His hair is grey and his accent vaguely Scottish—heaven knows where he picked that up. She’s learned to stop asking him his age every time they meet. The sheer amount of time passed in between visits always gives her shivers. She used to think she had to wait longer, with him just popping in and out of her life at a moment’s notice. But nine months is nothing on a thousand years. Clare takes a sip of her diluted cocktail—once an overprotective dad, always an overprotective dad.
You are twenty-one, right?
Yeah. You got it right this time.
Good. He’s twirling his wedding ring around his finger and for the first time, Clare wonders if it’s her mother’s or not. Now, only one drink because you’re small, and no flirting with Ernest Hemingway. He’s not good enough for you.
Is anyone?
He pauses, frowning. Cody Green?
Clare closes her eyes. We broke up, Dad.
Oh. He puts his arm around her. Oh, Clare-bear….

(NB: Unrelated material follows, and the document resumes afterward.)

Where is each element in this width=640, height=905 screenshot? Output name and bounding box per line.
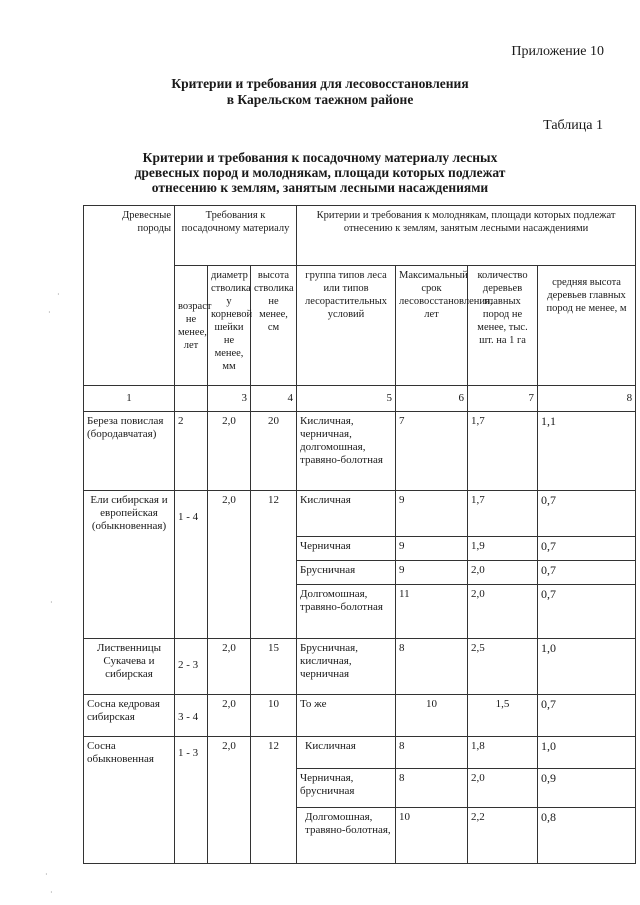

It’s okay. It was mutual. She takes a deep breath. Dunno what to do with all my paintings of him. One of them won an award.
I thought that was the digital one. Of all my faces shifting in and out. Brilliant, that one.
Uh, Dad? I haven’t painted that one yet. She smirks as he smacks his forehead with his palm. But thanks for the idea.
Taking out her sketchbook, Clare begins to draw the worry lines on her father’s latest face. His eyebrows settle into a protective mantle over his glacier-blue irises and for a moment, she knows that, whatever the world throws at her, she will always be safe, as long as those eyes are watching over her. He is her father, and will still be her father for a thousand years to come.